Essay by Thomas J. Goebel, Assistant Editor, Class of 2008

This particular nineteenth-century engraving of Washington is based on Golbert Stuart's most famous portrait of the father of our country. The so-called Athenaeum Portrait was known during Stuart's lifetime as one of a pair of Mount Vernon Portraits (Miles 43), commissioned by Martha Washington to be hung at Mount Vernon in commemoration of Washington's retirement from public life. Unfortunately, however, Stuart never delivered the promised works, and instead kept them, making multiple copies of George's likeness for an endless number of responsive patrons.

Stuart rose to the challenge and effectively captured a straightforward depiction of the former general and statesman. The dark background, contrasted against the warm flesh tones, blue eyes and simple powdered hair, lent an air of intimacy and dignity to the composition. In this particular likeness, Washington posed to face the viewer's left, in order to balance Martha's mirrored position to the viewer's right, as it was anticipated that the two paintings would ultimately hang together. The squared jaw and bulge around Washington's mouth in this version were likely owing to a new set of dentures that the president complained to his dentist sat "uneasy in my mouth" (Barratt and Miles 152).

The real genius in this work rests in its balance of portraiture, a popular type of painting in America since Colonial times, and history painting, considered the most elevated form according to European academic standards. Artists like John Trumbull, one of Stuart's competitors, actively pursued history painting in the wake of the American Revolution, as in his famous image of The Declaration of Independence (web gallery 51). Although this work hung in the Capitol Rotunda, the market for large, expensive history paintings was more problematic in this new republic than in the traditional patronage system of European popes and monarchs.

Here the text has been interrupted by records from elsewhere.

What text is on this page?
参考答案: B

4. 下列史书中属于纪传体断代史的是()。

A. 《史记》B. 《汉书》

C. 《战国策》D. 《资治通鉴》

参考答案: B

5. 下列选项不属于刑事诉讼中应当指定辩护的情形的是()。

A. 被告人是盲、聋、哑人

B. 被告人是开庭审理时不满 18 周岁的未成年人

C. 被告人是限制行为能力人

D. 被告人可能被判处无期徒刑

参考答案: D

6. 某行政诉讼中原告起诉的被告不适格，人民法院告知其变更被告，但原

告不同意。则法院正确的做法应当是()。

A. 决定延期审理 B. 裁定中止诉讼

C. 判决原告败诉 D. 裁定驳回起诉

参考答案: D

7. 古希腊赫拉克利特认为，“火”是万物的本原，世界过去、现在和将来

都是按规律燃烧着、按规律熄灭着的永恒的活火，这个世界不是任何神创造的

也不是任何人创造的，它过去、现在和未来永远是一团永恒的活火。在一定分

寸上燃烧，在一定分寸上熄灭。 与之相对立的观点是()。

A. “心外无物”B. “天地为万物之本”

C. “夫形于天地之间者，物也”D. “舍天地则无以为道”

Stuart, on the other hand, shrewdly perceived that just the right portrait of the first American president could astutely blend the popularity of portraiture with the elitist status of history painting. In the Atheneaeum Portrait, he thus successfully combined the two in order to create an icon for American history.

This engraving, similar to those hanging in schools across America, is easily the most recognizable symbol within a flood of modern imagery. After all, what person in the United States has not held the minature of this image that is on every dollar bill? It was, and remains, the consummate image of promise and achievement for this country.